The general process for parameter tuning is to:

  1. Select a subsample of data to tune on.
  2. Start with default parameters and a small number of particles.
  3. Tune parameters one at a time until particles are evenly spread over the entire geometry and in good correspondence.
  4. Optimize on the entire cohort with the best set of hyper-parameters and desired number of particles to get the final shape model.

Qualitative Assessment

To assess the quality of an optimized shape model, consider the following:

  • Are the particles evenly spaced, covering the entire geometry of each sample?
  • Are the particles in good correspondence across the samples? This can be assessed by inspecting the neighboring correspondences of particles (in Studio hover over a particle and press ‘1’ to visualize).
  • Does the surface reconstruction result in non-anatomical/plausible shapes?
  • Do the shape modes of variation (PCA) reflect meaningful and are they smooth variations? All particles should move at similar velocities and along similar trajectories to their neighbors.

Tips and Tricks

  • Use a Subsample: To reduce the time spent tuning algorithmic parameters for model optimization, tuning should be done on a representative subsample. If working with complex shapes or highly variable anatomies, start with a small subset (e.g., 5 samples) with shapes that are most similar. A clustering-based approach can be used to automate this selection e.g., k-means on segmentations, spectral clustering on meshes. Once parameters have been found which result in a good correspondence model on the subset, the subset size can be increased. It may be helpful to increase the subset size and re-assess before moving to the full cohort.
  • Start Small: Parameter tuning time can also be decreased by starting with a smaller number of particles and iterations than desired. In general, parameters which yield a good shape model with fewer particles will also yield a good model with increased particles. For this reason, the number of particles should be the last parameter tuned.
  • Procrustes: Only consider using Procrustes if the groomed cohort has left-out misalignments.
  • Unevenly Distributed: If particles are not evenly distributed on the surface, try increasing initialization iterations or decreasing relative weighting.
  • Bad Correspondence: If particles are not in good correspondence, try increasing relative weighting. If particles are flipping sides on thin structures, enabling normals can resolve this.
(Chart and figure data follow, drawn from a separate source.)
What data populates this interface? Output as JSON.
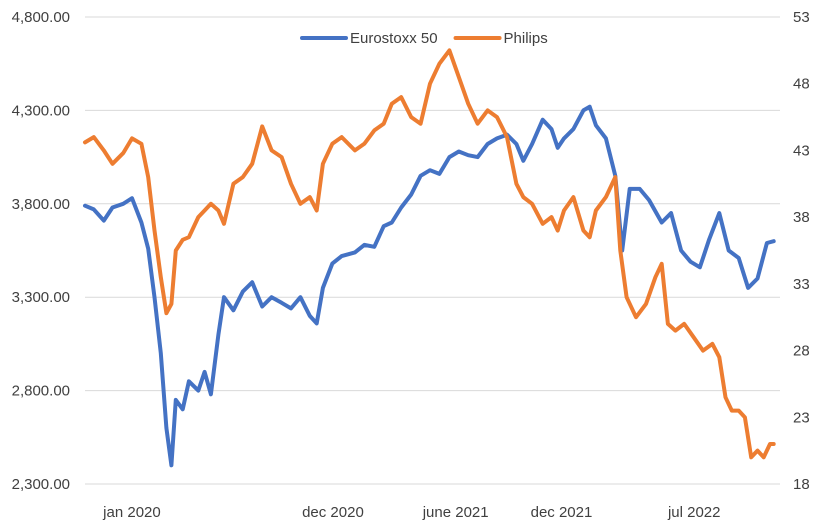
{
  "chart_data": {
    "type": "line",
    "title": "",
    "legend": {
      "placement": "top"
    },
    "grid": {
      "horizontal": true,
      "vertical": false
    },
    "left_axis": {
      "min": 2300,
      "max": 4800,
      "ticks": [
        {
          "value": 2300,
          "label": "2,300.00"
        },
        {
          "value": 2800,
          "label": "2,800.00"
        },
        {
          "value": 3300,
          "label": "3,300.00"
        },
        {
          "value": 3800,
          "label": "3,800.00"
        },
        {
          "value": 4300,
          "label": "4,300.00"
        },
        {
          "value": 4800,
          "label": "4,800.00"
        }
      ]
    },
    "right_axis": {
      "min": 18,
      "max": 53,
      "ticks": [
        {
          "value": 18,
          "label": "18"
        },
        {
          "value": 23,
          "label": "23"
        },
        {
          "value": 28,
          "label": "28"
        },
        {
          "value": 33,
          "label": "33"
        },
        {
          "value": 38,
          "label": "38"
        },
        {
          "value": 43,
          "label": "43"
        },
        {
          "value": 48,
          "label": "48"
        },
        {
          "value": 53,
          "label": "53"
        }
      ]
    },
    "x_axis": {
      "start": "2019-11-01",
      "end": "2022-11-15",
      "ticks": [
        {
          "date": "2020-01-15",
          "label": "jan 2020"
        },
        {
          "date": "2020-12-01",
          "label": "dec 2020"
        },
        {
          "date": "2021-06-15",
          "label": "june 2021"
        },
        {
          "date": "2021-12-01",
          "label": "dec 2021"
        },
        {
          "date": "2022-07-01",
          "label": "jul 2022"
        }
      ]
    },
    "series": [
      {
        "name": "Eurostoxx 50",
        "axis": "left",
        "color": "#4472c4",
        "points": [
          [
            "2019-11-01",
            3790
          ],
          [
            "2019-11-15",
            3770
          ],
          [
            "2019-12-01",
            3710
          ],
          [
            "2019-12-15",
            3780
          ],
          [
            "2020-01-01",
            3800
          ],
          [
            "2020-01-15",
            3830
          ],
          [
            "2020-01-30",
            3700
          ],
          [
            "2020-02-10",
            3560
          ],
          [
            "2020-02-20",
            3300
          ],
          [
            "2020-03-01",
            3000
          ],
          [
            "2020-03-10",
            2600
          ],
          [
            "2020-03-18",
            2400
          ],
          [
            "2020-03-25",
            2750
          ],
          [
            "2020-04-05",
            2700
          ],
          [
            "2020-04-15",
            2850
          ],
          [
            "2020-04-30",
            2800
          ],
          [
            "2020-05-10",
            2900
          ],
          [
            "2020-05-20",
            2780
          ],
          [
            "2020-06-01",
            3100
          ],
          [
            "2020-06-10",
            3300
          ],
          [
            "2020-06-25",
            3230
          ],
          [
            "2020-07-10",
            3330
          ],
          [
            "2020-07-25",
            3380
          ],
          [
            "2020-08-10",
            3250
          ],
          [
            "2020-08-25",
            3300
          ],
          [
            "2020-09-10",
            3270
          ],
          [
            "2020-09-25",
            3240
          ],
          [
            "2020-10-10",
            3300
          ],
          [
            "2020-10-25",
            3200
          ],
          [
            "2020-11-05",
            3160
          ],
          [
            "2020-11-15",
            3350
          ],
          [
            "2020-11-30",
            3480
          ],
          [
            "2020-12-15",
            3520
          ],
          [
            "2021-01-05",
            3540
          ],
          [
            "2021-01-20",
            3580
          ],
          [
            "2021-02-05",
            3570
          ],
          [
            "2021-02-20",
            3680
          ],
          [
            "2021-03-05",
            3700
          ],
          [
            "2021-03-20",
            3780
          ],
          [
            "2021-04-05",
            3850
          ],
          [
            "2021-04-20",
            3950
          ],
          [
            "2021-05-05",
            3980
          ],
          [
            "2021-05-20",
            3960
          ],
          [
            "2021-06-05",
            4050
          ],
          [
            "2021-06-20",
            4080
          ],
          [
            "2021-07-05",
            4060
          ],
          [
            "2021-07-20",
            4050
          ],
          [
            "2021-08-05",
            4120
          ],
          [
            "2021-08-20",
            4150
          ],
          [
            "2021-09-05",
            4170
          ],
          [
            "2021-09-20",
            4120
          ],
          [
            "2021-10-01",
            4030
          ],
          [
            "2021-10-15",
            4120
          ],
          [
            "2021-11-01",
            4250
          ],
          [
            "2021-11-15",
            4200
          ],
          [
            "2021-11-25",
            4100
          ],
          [
            "2021-12-05",
            4150
          ],
          [
            "2021-12-20",
            4200
          ],
          [
            "2022-01-05",
            4300
          ],
          [
            "2022-01-15",
            4320
          ],
          [
            "2022-01-25",
            4220
          ],
          [
            "2022-02-10",
            4150
          ],
          [
            "2022-02-25",
            3950
          ],
          [
            "2022-03-08",
            3550
          ],
          [
            "2022-03-20",
            3880
          ],
          [
            "2022-04-05",
            3880
          ],
          [
            "2022-04-20",
            3820
          ],
          [
            "2022-05-10",
            3700
          ],
          [
            "2022-05-25",
            3750
          ],
          [
            "2022-06-10",
            3550
          ],
          [
            "2022-06-25",
            3490
          ],
          [
            "2022-07-10",
            3460
          ],
          [
            "2022-07-25",
            3610
          ],
          [
            "2022-08-10",
            3750
          ],
          [
            "2022-08-25",
            3550
          ],
          [
            "2022-09-10",
            3510
          ],
          [
            "2022-09-25",
            3350
          ],
          [
            "2022-10-10",
            3400
          ],
          [
            "2022-10-25",
            3590
          ],
          [
            "2022-11-05",
            3600
          ]
        ]
      },
      {
        "name": "Philips",
        "axis": "right",
        "color": "#ed7d31",
        "points": [
          [
            "2019-11-01",
            43.6
          ],
          [
            "2019-11-15",
            44.0
          ],
          [
            "2019-12-01",
            43.0
          ],
          [
            "2019-12-15",
            42.0
          ],
          [
            "2020-01-01",
            42.8
          ],
          [
            "2020-01-15",
            43.9
          ],
          [
            "2020-01-30",
            43.5
          ],
          [
            "2020-02-10",
            41.0
          ],
          [
            "2020-02-20",
            37.0
          ],
          [
            "2020-03-01",
            33.5
          ],
          [
            "2020-03-10",
            30.8
          ],
          [
            "2020-03-18",
            31.5
          ],
          [
            "2020-03-25",
            35.5
          ],
          [
            "2020-04-05",
            36.3
          ],
          [
            "2020-04-15",
            36.5
          ],
          [
            "2020-04-30",
            38.0
          ],
          [
            "2020-05-10",
            38.5
          ],
          [
            "2020-05-20",
            39.0
          ],
          [
            "2020-06-01",
            38.5
          ],
          [
            "2020-06-10",
            37.5
          ],
          [
            "2020-06-25",
            40.5
          ],
          [
            "2020-07-10",
            41.0
          ],
          [
            "2020-07-25",
            42.0
          ],
          [
            "2020-08-10",
            44.8
          ],
          [
            "2020-08-25",
            43.0
          ],
          [
            "2020-09-10",
            42.5
          ],
          [
            "2020-09-25",
            40.5
          ],
          [
            "2020-10-10",
            39.0
          ],
          [
            "2020-10-25",
            39.5
          ],
          [
            "2020-11-05",
            38.5
          ],
          [
            "2020-11-15",
            42.0
          ],
          [
            "2020-11-30",
            43.5
          ],
          [
            "2020-12-15",
            44.0
          ],
          [
            "2021-01-05",
            43.0
          ],
          [
            "2021-01-20",
            43.5
          ],
          [
            "2021-02-05",
            44.5
          ],
          [
            "2021-02-20",
            45.0
          ],
          [
            "2021-03-05",
            46.5
          ],
          [
            "2021-03-20",
            47.0
          ],
          [
            "2021-04-05",
            45.5
          ],
          [
            "2021-04-20",
            45.0
          ],
          [
            "2021-05-05",
            48.0
          ],
          [
            "2021-05-20",
            49.5
          ],
          [
            "2021-06-05",
            50.5
          ],
          [
            "2021-06-20",
            48.5
          ],
          [
            "2021-07-05",
            46.5
          ],
          [
            "2021-07-20",
            45.0
          ],
          [
            "2021-08-05",
            46.0
          ],
          [
            "2021-08-20",
            45.5
          ],
          [
            "2021-09-05",
            44.0
          ],
          [
            "2021-09-20",
            40.5
          ],
          [
            "2021-10-01",
            39.5
          ],
          [
            "2021-10-15",
            39.0
          ],
          [
            "2021-11-01",
            37.5
          ],
          [
            "2021-11-15",
            38.0
          ],
          [
            "2021-11-25",
            37.0
          ],
          [
            "2021-12-05",
            38.5
          ],
          [
            "2021-12-20",
            39.5
          ],
          [
            "2022-01-05",
            37.0
          ],
          [
            "2022-01-15",
            36.5
          ],
          [
            "2022-01-25",
            38.5
          ],
          [
            "2022-02-10",
            39.5
          ],
          [
            "2022-02-25",
            41.0
          ],
          [
            "2022-03-05",
            35.5
          ],
          [
            "2022-03-15",
            32.0
          ],
          [
            "2022-03-30",
            30.5
          ],
          [
            "2022-04-15",
            31.5
          ],
          [
            "2022-04-30",
            33.5
          ],
          [
            "2022-05-10",
            34.5
          ],
          [
            "2022-05-20",
            30.0
          ],
          [
            "2022-06-01",
            29.5
          ],
          [
            "2022-06-15",
            30.0
          ],
          [
            "2022-06-30",
            29.0
          ],
          [
            "2022-07-15",
            28.0
          ],
          [
            "2022-07-30",
            28.5
          ],
          [
            "2022-08-10",
            27.5
          ],
          [
            "2022-08-20",
            24.5
          ],
          [
            "2022-08-30",
            23.5
          ],
          [
            "2022-09-10",
            23.5
          ],
          [
            "2022-09-20",
            23.0
          ],
          [
            "2022-09-30",
            20.0
          ],
          [
            "2022-10-10",
            20.5
          ],
          [
            "2022-10-20",
            20.0
          ],
          [
            "2022-10-30",
            21.0
          ],
          [
            "2022-11-05",
            21.0
          ]
        ]
      }
    ]
  }
}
Correspondences on New Samples

ShapeWorks supports an optimization mode, namely fixed domains, to place (i.e., optimize) correspondences on new shapes using a pre-existing shape model. In the fixed domains mode, particles on selected shapes that construct the pre-existing shape model are fixed, and particles on new shapes are optimized to represent them in the context of this shape model. See Fixed Domains for Ellipsoid: Correspondences on New Shape for an example.

To enable the fixed domains mode, the XML should have the below additional tags. For this mode, you can use "use_shape_statistics_after": 0 to enable shape statistics in all the steps as the pre-existing shape model already has enough particles optimized to reflect the covariance structure in the shape space.

  • <point_files>: A list of local.particles files to be fixed, i.e., the pre-existing shape model. The new (to be optimized) samples/domains should be initialized with the mean particles.
  • <fixed_domains>: A list of domain ids (starting from 0) of the domains that are fixed (i.e., not optimized).